Chinese city of 3.8 million people trucking in drinking water

A Chinese city of 3.8 million people closed schools and was trucking in drinking water Wednesday after shutting down its water system following a chemical plant explosion that officials said polluted a nearby river with toxic benzene. The announcement of the shutdown in Harbin in China's northeast set off panicked buying this week of bottled water, milk and soft drinks that left supermarket shelves bare. The water system was shut down at midnight Tuesday and probably will stay out of service for four days, said an official of its Municipal Water Supply Group. He would give only his surname, Chen.
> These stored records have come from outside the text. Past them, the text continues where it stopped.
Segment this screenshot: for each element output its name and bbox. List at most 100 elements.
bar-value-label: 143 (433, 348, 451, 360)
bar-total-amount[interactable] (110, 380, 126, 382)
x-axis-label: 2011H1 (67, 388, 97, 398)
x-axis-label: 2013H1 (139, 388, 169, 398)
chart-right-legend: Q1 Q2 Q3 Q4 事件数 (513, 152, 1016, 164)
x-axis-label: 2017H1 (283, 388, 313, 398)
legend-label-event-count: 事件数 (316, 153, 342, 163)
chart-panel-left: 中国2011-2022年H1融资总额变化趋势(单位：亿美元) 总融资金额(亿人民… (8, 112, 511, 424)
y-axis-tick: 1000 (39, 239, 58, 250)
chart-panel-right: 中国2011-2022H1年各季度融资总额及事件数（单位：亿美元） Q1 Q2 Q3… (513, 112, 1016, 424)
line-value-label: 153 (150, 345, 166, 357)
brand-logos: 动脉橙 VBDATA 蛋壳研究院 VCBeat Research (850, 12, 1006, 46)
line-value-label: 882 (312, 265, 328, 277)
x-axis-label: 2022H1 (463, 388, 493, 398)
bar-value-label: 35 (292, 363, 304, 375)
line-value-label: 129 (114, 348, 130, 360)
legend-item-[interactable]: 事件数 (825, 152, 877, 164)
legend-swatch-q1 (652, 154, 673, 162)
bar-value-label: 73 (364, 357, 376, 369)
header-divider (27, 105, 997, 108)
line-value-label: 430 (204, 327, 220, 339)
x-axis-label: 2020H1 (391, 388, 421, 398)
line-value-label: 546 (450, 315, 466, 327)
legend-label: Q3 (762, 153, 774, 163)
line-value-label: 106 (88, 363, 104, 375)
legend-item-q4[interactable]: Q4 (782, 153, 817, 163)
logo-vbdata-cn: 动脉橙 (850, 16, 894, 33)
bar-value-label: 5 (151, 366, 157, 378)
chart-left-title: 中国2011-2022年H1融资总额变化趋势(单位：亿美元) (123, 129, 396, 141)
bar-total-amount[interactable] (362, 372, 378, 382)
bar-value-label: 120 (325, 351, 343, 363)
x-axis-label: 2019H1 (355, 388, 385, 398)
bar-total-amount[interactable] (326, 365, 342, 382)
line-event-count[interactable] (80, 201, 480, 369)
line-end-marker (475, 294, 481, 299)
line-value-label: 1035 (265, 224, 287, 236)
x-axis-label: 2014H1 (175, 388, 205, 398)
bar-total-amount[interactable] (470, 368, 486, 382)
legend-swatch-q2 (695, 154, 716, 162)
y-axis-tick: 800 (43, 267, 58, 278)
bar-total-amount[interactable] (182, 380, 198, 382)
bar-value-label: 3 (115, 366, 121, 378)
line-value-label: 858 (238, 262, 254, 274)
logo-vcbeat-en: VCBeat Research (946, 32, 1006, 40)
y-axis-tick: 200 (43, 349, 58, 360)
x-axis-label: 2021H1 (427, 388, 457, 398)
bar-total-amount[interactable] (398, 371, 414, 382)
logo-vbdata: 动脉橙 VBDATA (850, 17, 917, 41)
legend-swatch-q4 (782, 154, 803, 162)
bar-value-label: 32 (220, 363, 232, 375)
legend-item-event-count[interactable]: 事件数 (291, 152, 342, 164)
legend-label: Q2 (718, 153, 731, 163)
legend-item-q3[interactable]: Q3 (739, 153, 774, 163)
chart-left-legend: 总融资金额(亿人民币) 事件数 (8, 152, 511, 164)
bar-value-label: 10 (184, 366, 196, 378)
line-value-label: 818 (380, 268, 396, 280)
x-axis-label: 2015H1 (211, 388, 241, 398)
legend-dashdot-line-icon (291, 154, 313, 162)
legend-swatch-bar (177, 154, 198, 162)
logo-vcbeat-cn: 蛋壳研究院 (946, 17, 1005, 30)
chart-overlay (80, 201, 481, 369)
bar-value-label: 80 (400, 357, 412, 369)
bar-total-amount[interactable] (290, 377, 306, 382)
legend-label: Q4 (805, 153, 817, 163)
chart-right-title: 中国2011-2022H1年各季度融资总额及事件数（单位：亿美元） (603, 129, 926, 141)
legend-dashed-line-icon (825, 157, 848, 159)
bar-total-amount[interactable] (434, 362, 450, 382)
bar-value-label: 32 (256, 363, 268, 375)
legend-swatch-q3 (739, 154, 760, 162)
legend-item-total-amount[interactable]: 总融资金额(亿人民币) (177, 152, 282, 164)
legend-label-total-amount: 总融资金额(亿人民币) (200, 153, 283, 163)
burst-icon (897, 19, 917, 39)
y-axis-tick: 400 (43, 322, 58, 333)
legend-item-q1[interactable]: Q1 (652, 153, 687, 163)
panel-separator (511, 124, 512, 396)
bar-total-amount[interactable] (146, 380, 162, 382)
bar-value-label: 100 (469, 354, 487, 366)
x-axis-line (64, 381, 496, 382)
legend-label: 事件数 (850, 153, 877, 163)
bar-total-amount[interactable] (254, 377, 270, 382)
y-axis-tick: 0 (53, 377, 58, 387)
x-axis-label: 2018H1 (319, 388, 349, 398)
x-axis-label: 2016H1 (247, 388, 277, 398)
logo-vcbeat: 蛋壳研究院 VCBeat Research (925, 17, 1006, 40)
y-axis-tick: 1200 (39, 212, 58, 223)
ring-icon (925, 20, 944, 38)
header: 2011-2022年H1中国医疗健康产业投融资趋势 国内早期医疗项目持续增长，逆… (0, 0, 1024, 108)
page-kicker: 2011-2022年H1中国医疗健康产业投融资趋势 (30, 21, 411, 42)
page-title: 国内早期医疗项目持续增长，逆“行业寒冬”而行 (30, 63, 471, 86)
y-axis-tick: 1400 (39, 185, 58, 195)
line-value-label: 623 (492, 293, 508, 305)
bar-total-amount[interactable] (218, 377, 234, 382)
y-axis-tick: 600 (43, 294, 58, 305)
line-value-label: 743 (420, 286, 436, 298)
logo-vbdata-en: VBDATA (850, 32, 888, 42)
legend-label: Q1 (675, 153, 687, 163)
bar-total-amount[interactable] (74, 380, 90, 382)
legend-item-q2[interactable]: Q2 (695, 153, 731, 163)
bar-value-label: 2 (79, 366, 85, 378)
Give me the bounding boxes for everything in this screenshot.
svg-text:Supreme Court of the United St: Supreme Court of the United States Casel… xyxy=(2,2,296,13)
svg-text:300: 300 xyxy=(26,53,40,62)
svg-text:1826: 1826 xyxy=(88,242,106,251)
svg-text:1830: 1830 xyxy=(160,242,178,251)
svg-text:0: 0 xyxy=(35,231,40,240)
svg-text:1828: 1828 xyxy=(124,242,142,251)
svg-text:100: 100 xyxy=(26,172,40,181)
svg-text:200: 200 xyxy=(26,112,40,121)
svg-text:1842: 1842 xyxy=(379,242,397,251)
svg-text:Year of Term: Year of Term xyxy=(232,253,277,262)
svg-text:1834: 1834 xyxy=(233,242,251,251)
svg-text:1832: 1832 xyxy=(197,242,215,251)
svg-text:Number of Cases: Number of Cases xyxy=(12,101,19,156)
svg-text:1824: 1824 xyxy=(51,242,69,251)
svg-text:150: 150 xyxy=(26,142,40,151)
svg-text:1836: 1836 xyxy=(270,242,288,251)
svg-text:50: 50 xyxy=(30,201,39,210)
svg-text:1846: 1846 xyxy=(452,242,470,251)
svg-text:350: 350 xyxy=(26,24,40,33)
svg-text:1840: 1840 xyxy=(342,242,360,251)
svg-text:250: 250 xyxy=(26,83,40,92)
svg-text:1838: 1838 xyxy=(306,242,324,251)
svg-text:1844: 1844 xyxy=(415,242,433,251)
Officials said an explosion Nov. 13 at a chemical plant in the nearby city of Jilin left the Songhua River, Harbin's main source of drinking water, polluted with benzene.

"The provincial government is sending in bottled drinking water from other cities," Chen said. "It must be very inconvenient for the public _ taking showers or flushing toilets. But this is an emergency and it will only last a few days."

Schools cancelled classes through Nov. 30 "for fear that catering and sanitation cannot be secured," the official Xinhua News Agency said. There is no sign that benzene got into the city's water system, said an employee of the Harbin Environmental Bureau who would give only his surname, Wang. Benzene is a toxic, flammable liquid.

The explosion in Jilin killed five people and forced the evacuation of 10,000 others. It was blamed on human error in a tower that processed benzene.

The disaster highlighted the precarious state of China's water supplies.

The country's 1.3 billion people and the factories and farms of its booming economy compete for scarce supplies, while the government says all of China's major rivers are dangerously polluted.

Due to its vast population, China ranks among countries with the smallest water supplies per person. In Harbin, the government is using wells to supply hospitals and some residential areas, according to news reports. Retailers were warned not to overcharge for drinking water.

The shutdown affects the city of Harbin but not its suburbs, Chen said. The city has 3.8 million people, while the surrounding area has about 5 million more.

Photos in newspapers and on news Web sites showed people in packed supermarkets pushing carts overflowing with cases of bottled water and soft drinks.

Families prepared by filling buckets and bathtubs with water while the government said supplies were still safe, according to state media. A front-page photo in the China Daily newspaper showed a grade school classroom with buckets of water lined up behind the students. At the luxury Shangri-La Hotel in Harbin, guests were asked to limit showers and requests for laundry service, said its public relations manager, Zhang Yan, reports the AP. I.L.